In de eerste helft van de negentiende eeuw ging het bergafwaarts met de Grimaldi’s, het vorstenhuis dat over Monaco, het op één na kleinste land ter wereld, heerste. De talloze financiële problemen waarin de familie verkeerde verergerden drastisch toen in 1848 de gebiedsdelen Roquebrune en Menton weigerden de opgelegde belastingen op olijfolie en fruit te betalen en zich afscheidden.
      Weliswaar wist het vorstenhuis een betaling van een paar miljoen frank te forceren, het verlies van de gestage inkomstenbron uit de twee rebellerende steden was een zware aderlating. Om het kleine Prinsdom voor een totaal faillissement te behoeden moest er iets verzonnen worden.


Florestan & Caroline

 

Het was Prinses Caroline, echtgenote van de toen regerende Prins Florestan die met het idee kwam. Er moest een casino komen, een plek waar roulettetafels de spanning van het gokken, de belofte van rijkdom uitstraalden. Omdat gokken in die tijd in vele delen van Europa en ook in het omringende Frankrijk verboden was, zou het casino een grote aantrekkingskracht op de welgestelde Europese elite kunnen hebben. Het klimaat, de natuurlijke schoonheid en de stranden zouden de rest doen.
      In Frankrijk vond de familie de nodige investeerders en in 1856 werd het eerste tijdelijke casino geopend in Villa Bellevue een weinig indrukwekkend gebouw in La Condamine, de kuststrook net ten noorden van de Rots van het Prinsdom.

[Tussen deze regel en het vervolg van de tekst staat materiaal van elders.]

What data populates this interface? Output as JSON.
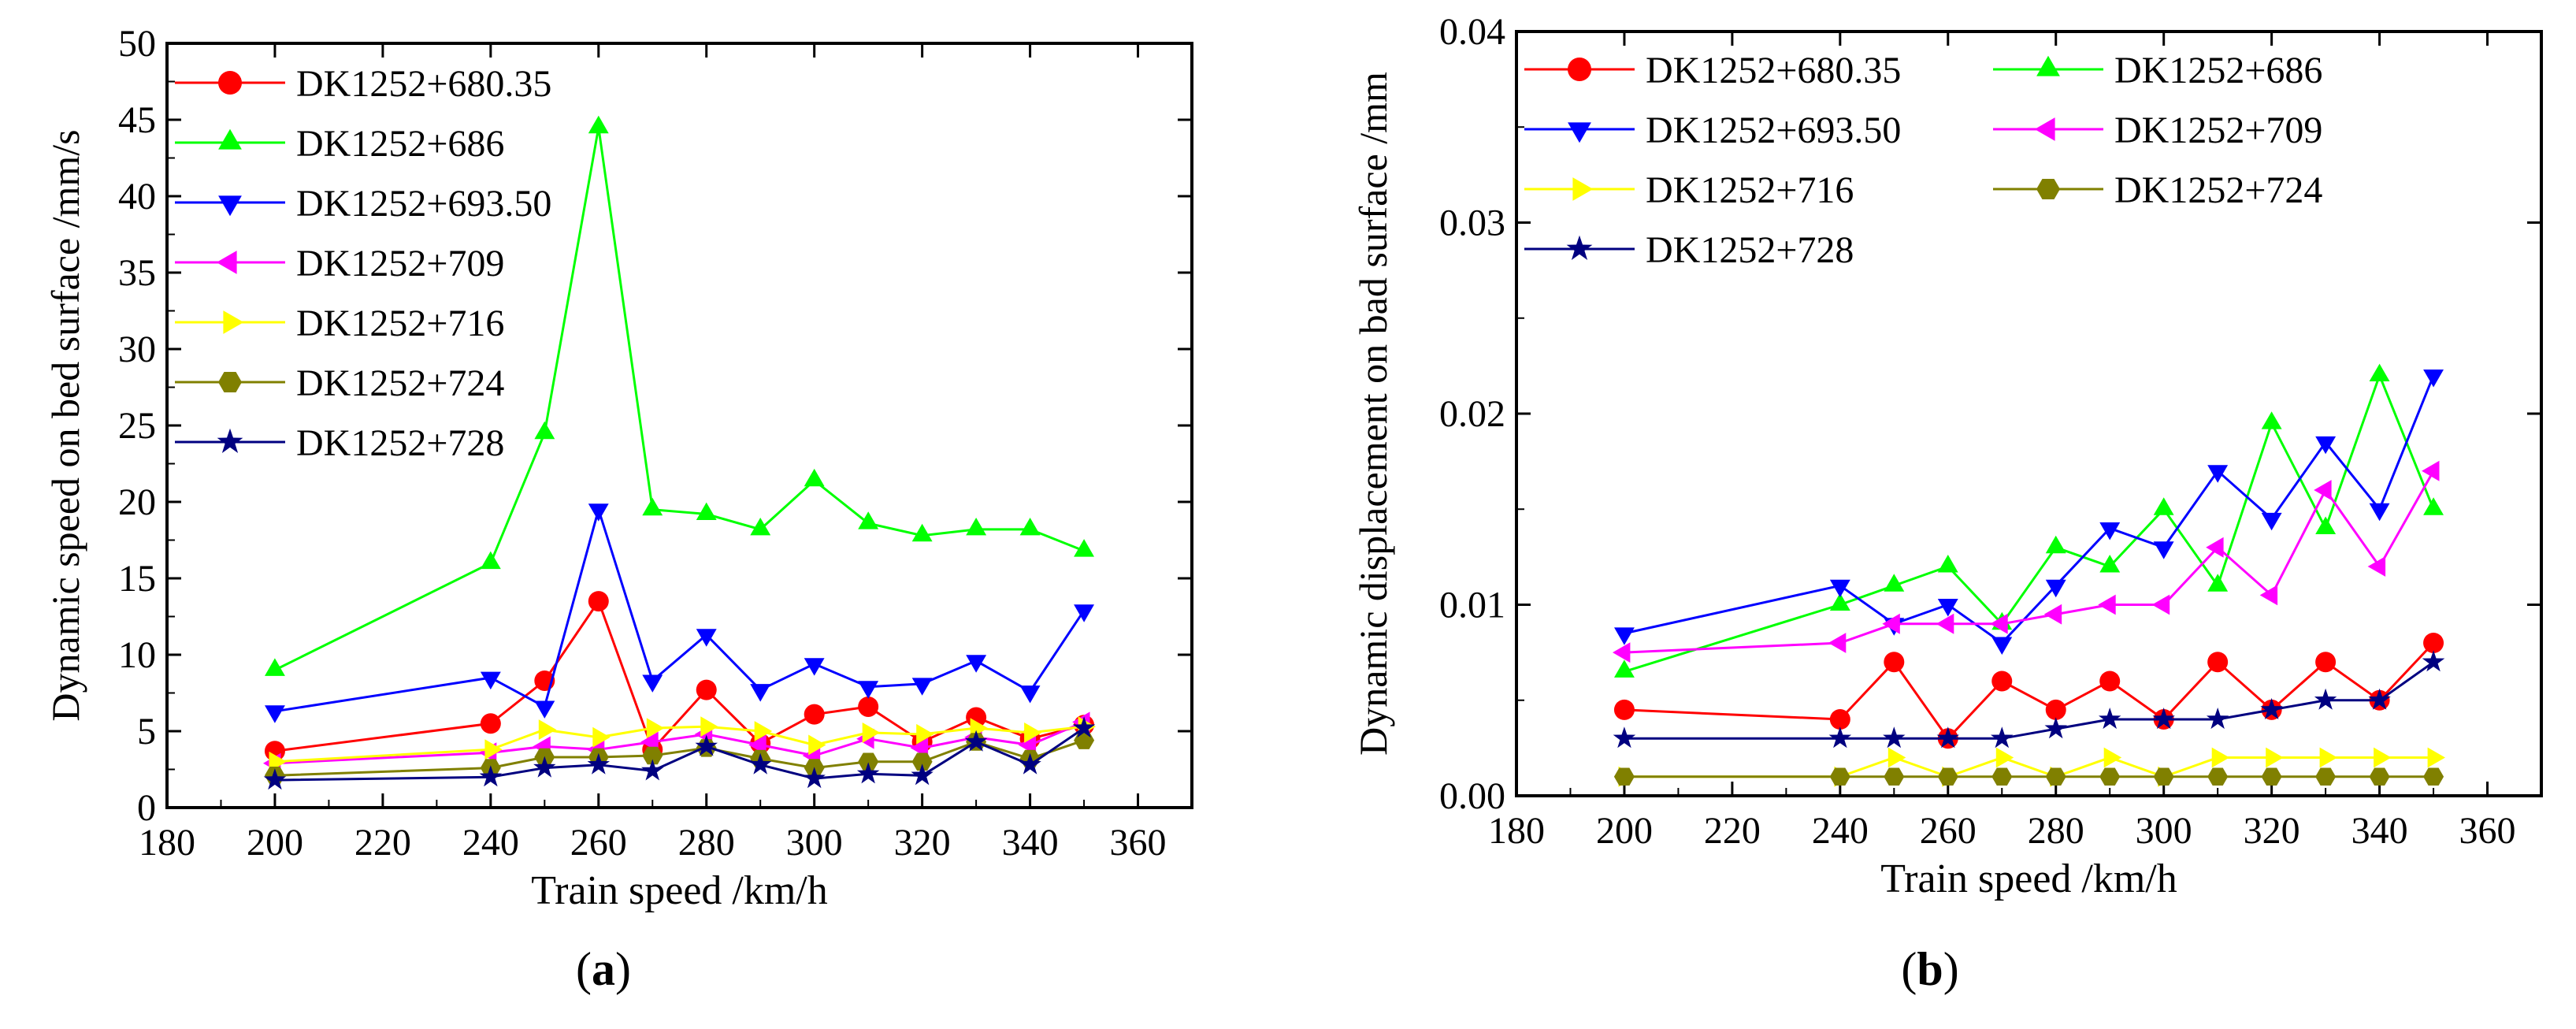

      Het woord casino is overigens afkomstig uit het Italiaans en betekende oorspronkelijk hutje of huisje.

Het kreeg de huidige betekenis als gokhuis eind 18e eeuw, toen gokken overal verboden werd en men zich stiekem terugtrok in schuurtjes in de achtertuin of kleine onderkomens op het platteland om te gaan gokken. Dat waren meestal mannen en die hielden zich verder niet zo bezig met het opruimen en schoonhouden van die huisjes. Vandaar wellicht dat in het Italiaans het woord naast gokhuis ook iets als puinhoop of rommeltje betekent. “Che casino!” , “Wat een rotzooi!”


La Condamine

(La Condamine, 1850)

Gebrek aan publiciteit was er één, maar de grootste reden van het falen van deze eerste onderneming was het feit dat Monaco in die tijd een onbetekenend backwater was, een onbekend en armoedig dorp op een rots aan de Mediterrane kust dat door een gebrek aan goede wegen heel slecht bereikbaar was. Áls je er dan eenmaal was, was er nauwelijks adequate accommodatie.
      Er werden nieuwe plannen gesmeed en nieuwe investeerders aangetrokken. Luxe hotels, restaurants en een spa moesten er komen, goede wegen vanuit Nice in Frankrijk en Ventimiglia in Italië moesten worden aangelegd. En een haven.
      In 1858 werd er begonnen aan de bouw van een nieuw door de Parijse architect Gobineau de la Bretonnerie ontworpen casino. Tegelijkertijd verrees naast het casino ook het beroemde, door dezelfde architect ontworpen Hotel de Paris waar de casinobezoeker in alle rust en comfortabele luxe zijn verliezen kan verwerken.


Casino & Hotel (1900)

 

Ook vandaag nog is het hotel ondanks de hoge prijzen een zeer geliefd oord. Het is uiterst bon ton om met je Rolls of Ferrari pontificaal op het plein voor het hotel en casino te parkeren - als je auto maar duur genoeg is, mag dat en als er geen plek meer is staat er direct een valet parker klaar om je bolide ergens veilig op te bergen - je intrek in het hotel te nemen en ’s avonds, nadat je naar goed gebruik even de rechter voorknie van het beeld van het paard in de hal van het hotel hebt beroerd om de goden geluk af te dwingen, aan te schuiven aan de roulettetafel.


Nieuwe spoorweg

De locatie van het nieuwe casino stond in die tijd bekend als Les Spelugues (De Grotten), maar werd later toen rondom het casino een hele nieuwe wijk ontstond, omgedoopt in Monte-Carlo ter ere van Prins Carlo, zoon van Prins Florentan en groot ondersteuner van het casino-project.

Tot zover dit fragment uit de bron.